# Spatial Dynamics: Markov based methods

Markov chain's assumption is that the observations are on the rows of the input and the different points in time on the columns.

In [1]:
import pysal
import numpy as np

# 3 states (a,b,c) and 5 different pixels at three different points in time.
# So the first pixel was in class ‘b’ in period 1, class ‘a’ in period 2, and class ‘c’ in period 3.
c = np.array([['b','a','c'],['c','c','a'],['c','b','c'],['a','a','b'],['a','b','c']])
c.shape, c



((5, 3), array([['b', 'a', 'c'],
        ['c', 'c', 'a'],
        ['c', 'b', 'c'],
        ['a', 'a', 'b'],
        ['a', 'b', 'c']], dtype='<U1'))

In [2]:
m = pysal.Markov(c)
m.classes  # array (k, 1), all different classes (bins) of the matrix.

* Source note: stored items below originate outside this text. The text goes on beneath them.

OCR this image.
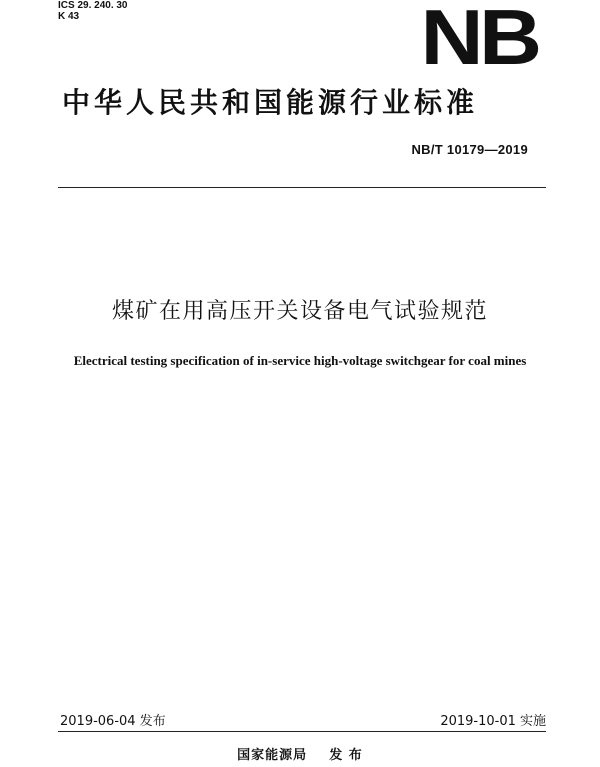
ICS 29. 240. 30
K 43	NB
中华人民共和国能源行业标准
NB/T 10179—2019
煤矿在用高压开关设备电气试验规范
Electrical testing specification of in-service high-voltage switchgear for coal mines
2019-06-04 发布	2019-10-01 实施
国家能源局    发 布
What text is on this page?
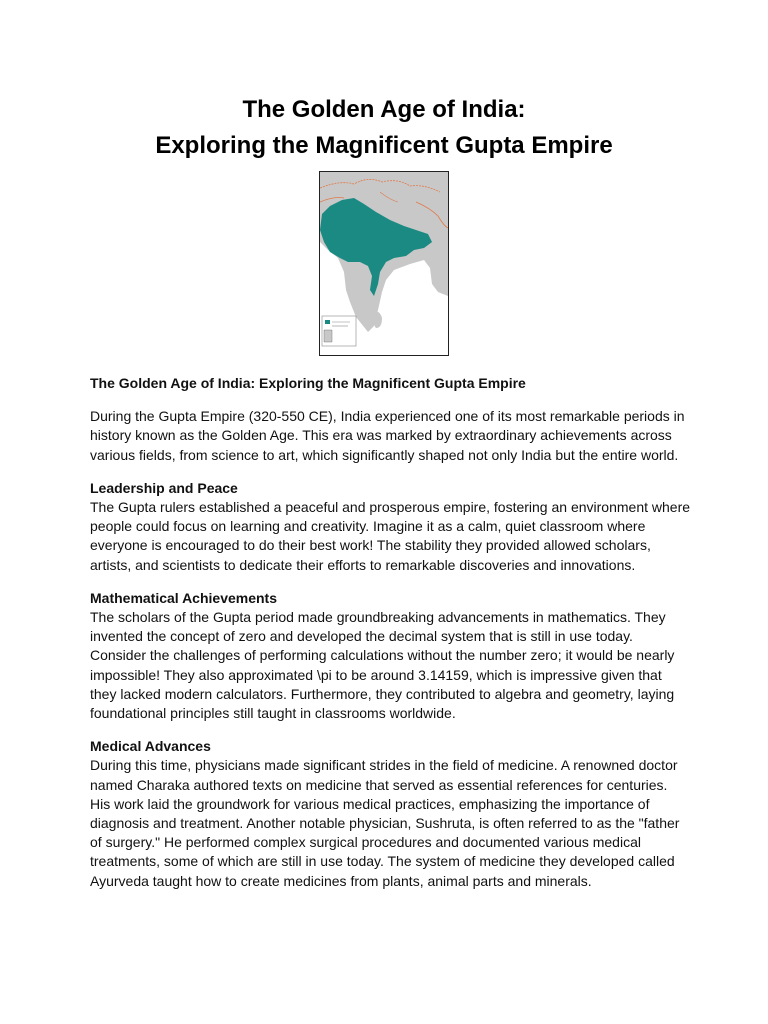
The Golden Age of India:
Exploring the Magnificent Gupta Empire

The Golden Age of India: Exploring the Magnificent Gupta Empire

During the Gupta Empire (320-550 CE), India experienced one of its most remarkable periods in history known as the Golden Age. This era was marked by extraordinary achievements across various fields, from science to art, which significantly shaped not only India but the entire world.

Leadership and Peace

The Gupta rulers established a peaceful and prosperous empire, fostering an environment where people could focus on learning and creativity. Imagine it as a calm, quiet classroom where everyone is encouraged to do their best work! The stability they provided allowed scholars, artists, and scientists to dedicate their efforts to remarkable discoveries and innovations.

Mathematical Achievements

The scholars of the Gupta period made groundbreaking advancements in mathematics. They invented the concept of zero and developed the decimal system that is still in use today. Consider the challenges of performing calculations without the number zero; it would be nearly impossible! They also approximated \pi to be around 3.14159, which is impressive given that they lacked modern calculators. Furthermore, they contributed to algebra and geometry, laying foundational principles still taught in classrooms worldwide.

Medical Advances

During this time, physicians made significant strides in the field of medicine. A renowned doctor named Charaka authored texts on medicine that served as essential references for centuries. His work laid the groundwork for various medical practices, emphasizing the importance of diagnosis and treatment. Another notable physician, Sushruta, is often referred to as the "father of surgery." He performed complex surgical procedures and documented various medical treatments, some of which are still in use today. The system of medicine they developed called Ayurveda taught how to create medicines from plants, animal parts and minerals.
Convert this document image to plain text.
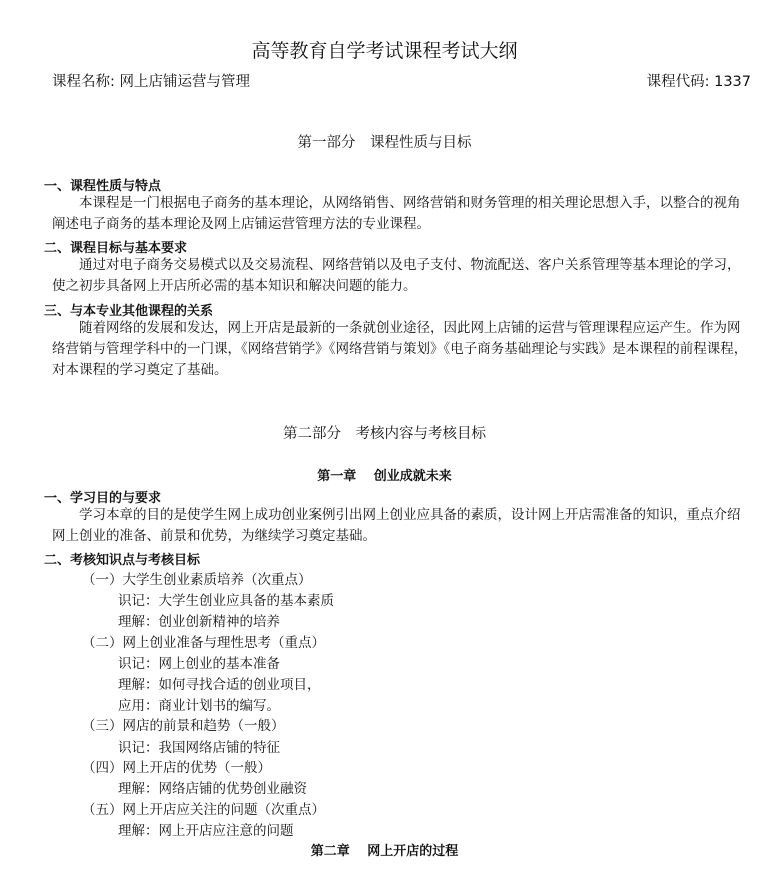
高等教育自学考试课程考试大纲
课程名称: 网上店铺运营与管理	课程代码: 1337
第一部分　课程性质与目标
一、课程性质与特点
本课程是一门根据电子商务的基本理论，从网络销售、网络营销和财务管理的相关理论思想入手，以整合的视角阐述电子商务的基本理论及网上店铺运营管理方法的专业课程。
二、课程目标与基本要求
通过对电子商务交易模式以及交易流程、网络营销以及电子支付、物流配送、客户关系管理等基本理论的学习，使之初步具备网上开店所必需的基本知识和解决问题的能力。
三、与本专业其他课程的关系
随着网络的发展和发达，网上开店是最新的一条就创业途径，因此网上店铺的运营与管理课程应运产生。作为网络营销与管理学科中的一门课，《网络营销学》《网络营销与策划》《电子商务基础理论与实践》是本课程的前程课程，对本课程的学习奠定了基础。
第二部分　考核内容与考核目标
第一章　 创业成就未来
一、学习目的与要求
学习本章的目的是使学生网上成功创业案例引出网上创业应具备的素质，设计网上开店需准备的知识，重点介绍网上创业的准备、前景和优势，为继续学习奠定基础。
二、考核知识点与考核目标
（一）大学生创业素质培养（次重点）
识记：大学生创业应具备的基本素质
理解：创业创新精神的培养
（二）网上创业准备与理性思考（重点）
识记：网上创业的基本准备
理解：如何寻找合适的创业项目，
应用：商业计划书的编写。
（三）网店的前景和趋势（一般）
识记：我国网络店铺的特征
（四）网上开店的优势（一般）
理解：网络店铺的优势创业融资
（五）网上开店应关注的问题（次重点）
理解：网上开店应注意的问题
第二章　 网上开店的过程
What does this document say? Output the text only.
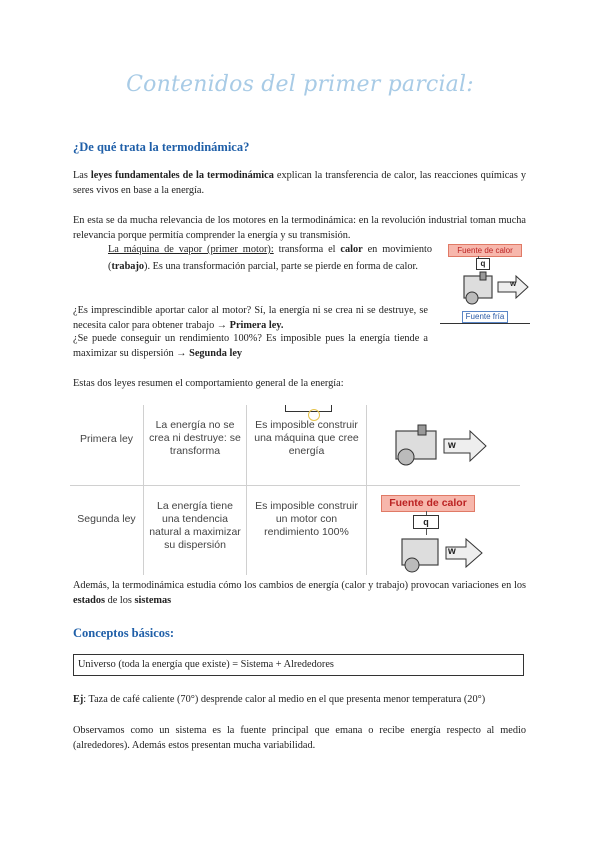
Contenidos del primer parcial:
¿De qué trata la termodinámica?
Las leyes fundamentales de la termodinámica explican la transferencia de calor, las reacciones químicas y seres vivos en base a la energía.
En esta se da mucha relevancia de los motores en la termodinámica: en la revolución industrial toman mucha relevancia porque permitía comprender la energía y su transmisión.
La máquina de vapor (primer motor): transforma el calor en movimiento (trabajo). Es una transformación parcial, parte se pierde en forma de calor.
Fuente de calor
q
w
Fuente fría
¿Es imprescindible aportar calor al motor? Sí, la energía ni se crea ni se destruye, se necesita calor para obtener trabajo → Primera ley.
¿Se puede conseguir un rendimiento 100%? Es imposible pues la energía tiende a maximizar su dispersión → Segunda ley
Estas dos leyes resumen el comportamiento general de la energía:
Primera ley
La energía no se crea ni destruye: se transforma
Es imposible construir una máquina que cree energía	w
Segunda ley
La energía tiene una tendencia natural a maximizar su dispersión
Es imposible construir un motor con rendimiento 100%
Fuente de calor
q
w
Además, la termodinámica estudia cómo los cambios de energía (calor y trabajo) provocan variaciones en los estados de los sistemas
Conceptos básicos:
Universo (toda la energía que existe) = Sistema + Alrededores
Ej: Taza de café caliente (70°) desprende calor al medio en el que presenta menor temperatura (20°)
Observamos como un sistema es la fuente principal que emana o recibe energía respecto al medio (alrededores). Además estos presentan mucha variabilidad.
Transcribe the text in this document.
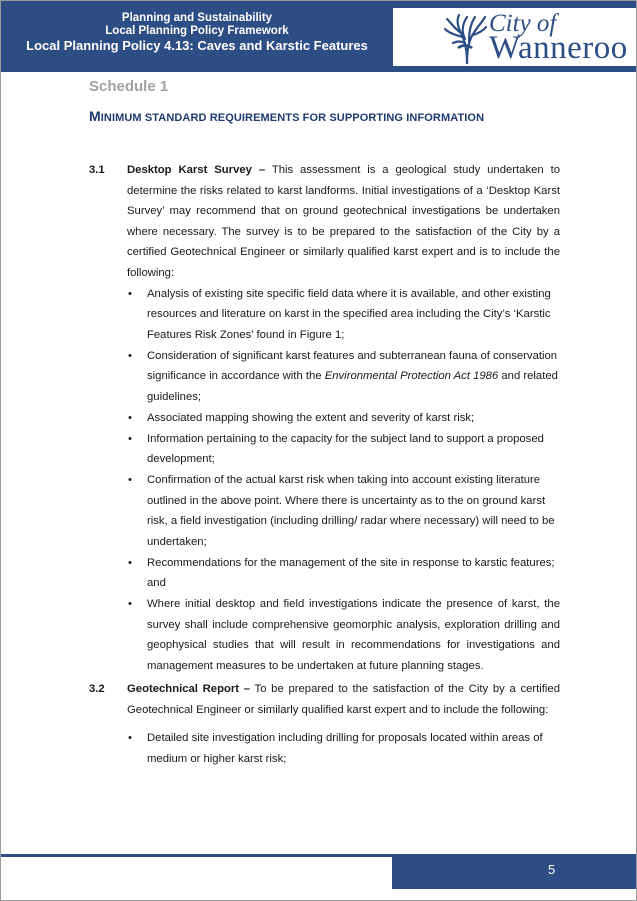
Planning and Sustainability
Local Planning Policy Framework
Local Planning Policy 4.13: Caves and Karstic Features
City of
Wanneroo
Schedule 1
MINIMUM STANDARD REQUIREMENTS FOR SUPPORTING INFORMATION
3.1 Desktop Karst Survey – This assessment is a geological study undertaken to determine the risks related to karst landforms. Initial investigations of a ‘Desktop Karst Survey’ may recommend that on ground geotechnical investigations be undertaken where necessary. The survey is to be prepared to the satisfaction of the City by a certified Geotechnical Engineer or similarly qualified karst expert and is to include the following:
• Analysis of existing site specific field data where it is available, and other existing resources and literature on karst in the specified area including the City’s ‘Karstic Features Risk Zones’ found in Figure 1;
• Consideration of significant karst features and subterranean fauna of conservation significance in accordance with the Environmental Protection Act 1986 and related guidelines;
• Associated mapping showing the extent and severity of karst risk;
• Information pertaining to the capacity for the subject land to support a proposed development;
• Confirmation of the actual karst risk when taking into account existing literature outlined in the above point. Where there is uncertainty as to the on ground karst risk, a field investigation (including drilling/ radar where necessary) will need to be undertaken;
• Recommendations for the management of the site in response to karstic features; and
• Where initial desktop and field investigations indicate the presence of karst, the survey shall include comprehensive geomorphic analysis, exploration drilling and geophysical studies that will result in recommendations for investigations and management measures to be undertaken at future planning stages.
3.2 Geotechnical Report – To be prepared to the satisfaction of the City by a certified Geotechnical Engineer or similarly qualified karst expert and to include the following:
• Detailed site investigation including drilling for proposals located within areas of medium or higher karst risk;
5
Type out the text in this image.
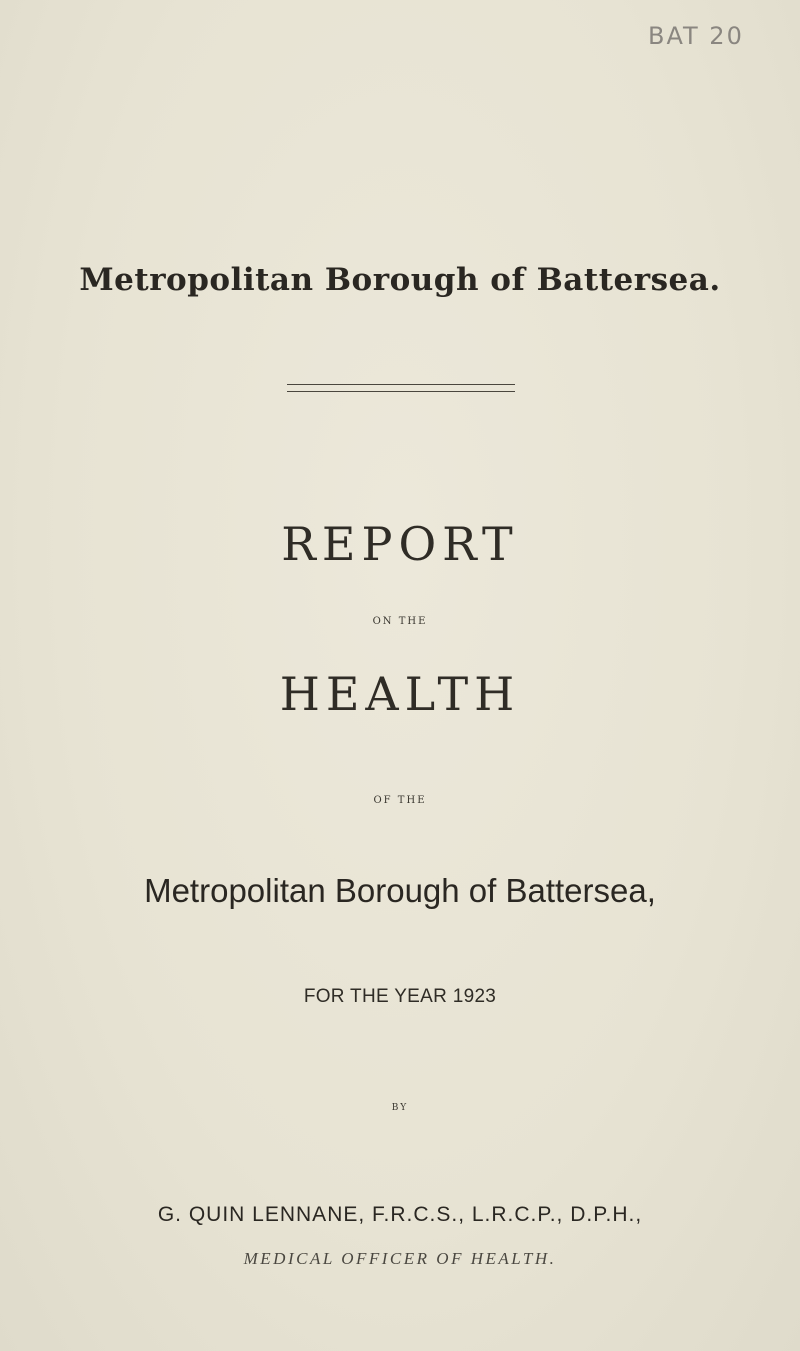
BAT 20
Metropolitan Borough of Battersea.
REPORT
ON THE
HEALTH
OF THE
Metropolitan Borough of Battersea,
FOR THE YEAR 1923
BY
G. QUIN LENNANE, F.R.C.S., L.R.C.P., D.P.H.,
MEDICAL OFFICER OF HEALTH.
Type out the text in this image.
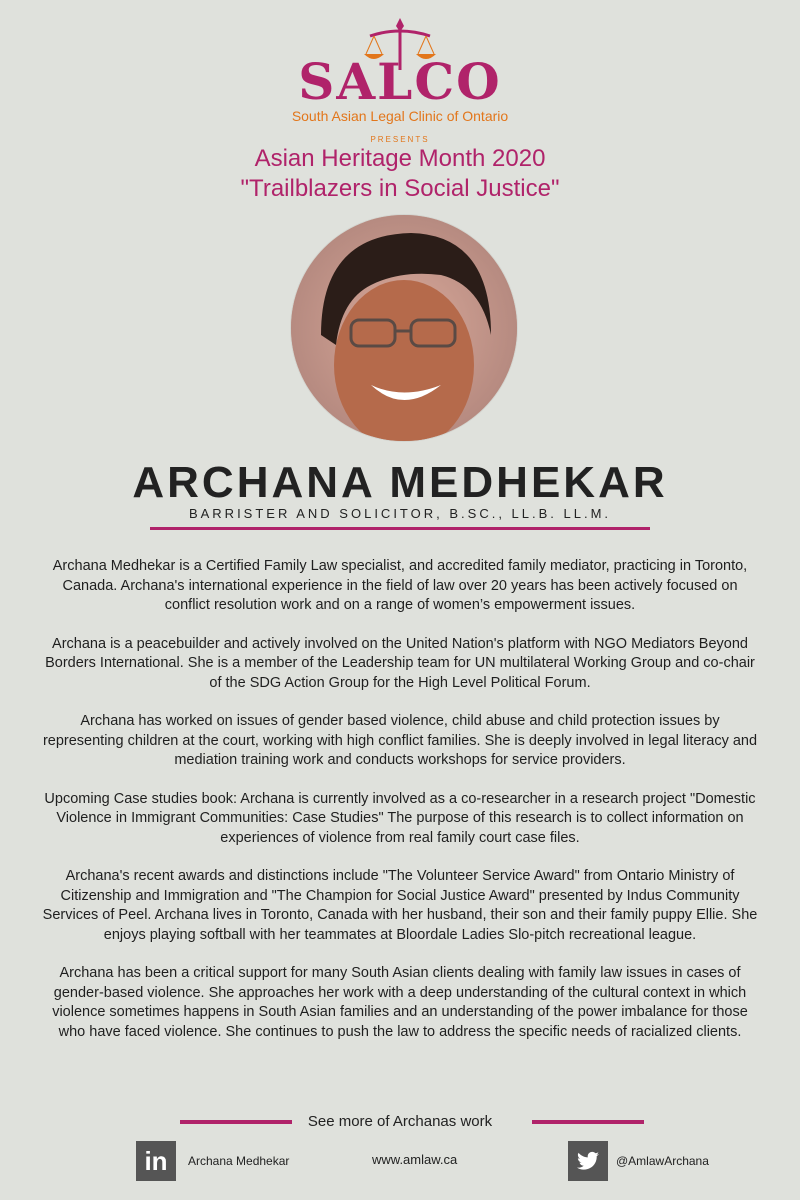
SALCO
South Asian Legal Clinic of Ontario
PRESENTS
Asian Heritage Month 2020
"Trailblazers in Social Justice"
ARCHANA MEDHEKAR
BARRISTER AND SOLICITOR, B.SC., LL.B. LL.M.

Archana Medhekar is a Certified Family Law specialist, and accredited family mediator, practicing in Toronto, Canada. Archana's international experience in the field of law over 20 years has been actively focused on conflict resolution work and on a range of women’s empowerment issues.

Archana is a peacebuilder and actively involved on the United Nation's platform with NGO Mediators Beyond Borders International. She is a member of the Leadership team for UN multilateral Working Group and co-chair of the SDG Action Group for the High Level Political Forum.

Archana has worked on issues of gender based violence, child abuse and child protection issues by representing children at the court, working with high conflict families. She is deeply involved in legal literacy and mediation training work and conducts workshops for service providers.

Upcoming Case studies book: Archana is currently involved as a co-researcher in a research project "Domestic Violence in Immigrant Communities: Case Studies" The purpose of this research is to collect information on experiences of violence from real family court case files.

Archana's recent awards and distinctions include "The Volunteer Service Award" from Ontario Ministry of Citizenship and Immigration and "The Champion for Social Justice Award" presented by Indus Community Services of Peel. Archana lives in Toronto, Canada with her husband, their son and their family puppy Ellie. She enjoys playing softball with her teammates at Bloordale Ladies Slo-pitch recreational league.

Archana has been a critical support for many South Asian clients dealing with family law issues in cases of gender-based violence. She approaches her work with a deep understanding of the cultural context in which violence sometimes happens in South Asian families and an understanding of the power imbalance for those who have faced violence. She continues to push the law to address the specific needs of racialized clients.

See more of Archanas work
in	Archana Medhekar	www.amlaw.ca	@AmlawArchana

array(['a', 'b', 'c'], dtype='<U1')

In [3]:
m.transitions  # matrix (k, k), count of transitions between each state i and j.

array([[1., 2., 1.],
       [1., 0., 2.],
       [1., 1., 1.]])

In [4]:
m.p  # matrix (k, k), transition probability matrix.

matrix([[0.25      , 0.5       , 0.25      ],
        [0.33333333, 0.        , 0.66666667],
        [0.33333333, 0.33333333, 0.33333333]])

In [5]:
m.steady_state  # matrix (k, 1), ergodic distribution.

matrix([[0.30769231],
        [0.28846154],
        [0.40384615]])

In [6]:
import geopandas as gpd
import pysal as ps
import matplotlib.pyplot as plt
import pandas as pd
import random
import numpy as np
import datetime as dt
import glob
import matplotlib.pyplot as plt
import seaborn as sns
from scipy import stats
from pylab import figure, scatter, show
from matplotlib import colors
import csv
import requests
import zipfile, urllib, os
from urllib.request import Request,urlopen, urlretrieve
import urllib

import warnings
warnings.filterwarnings('ignore')

In [7]:
allFiles = glob.glob(r"taxi_data/*.csv")
allFiles

['taxi_data\\yellow_tripdata_2017-03.csv',
 'taxi_data\\yellow_tripdata_2017-06.csv',
 'taxi_data\\yellow_tripdata_2017-11.csv']

In [8]:

frame = pd.DataFrame()
list_ = []

for file_ in allFiles:
    num_lines = sum(1 for l in open(file_))
   

    df = pd.read_csv(file_, header=0 ).sample(frac=0.01)
    list_.append(df)
    
df = pd.concat(list_)

In [9]:
df_clean = df[(df['passenger_count'] < 10) & 
                        (df['passenger_count'] > 0) & 
                        (df['extra'] >= 0) &
                        (df['extra'] <= 1) &
                        (df['RatecodeID'] < 7) &
                        (df['mta_tax'] >= 0) &
                        (df['trip_distance'] > 0) &
                        (df['tip_amount'] >= 0) &
                        (df['tolls_amount'] >= 0) &
                        (df['improvement_surcharge'] > 0) &
                        (df['total_amount'] > 0)]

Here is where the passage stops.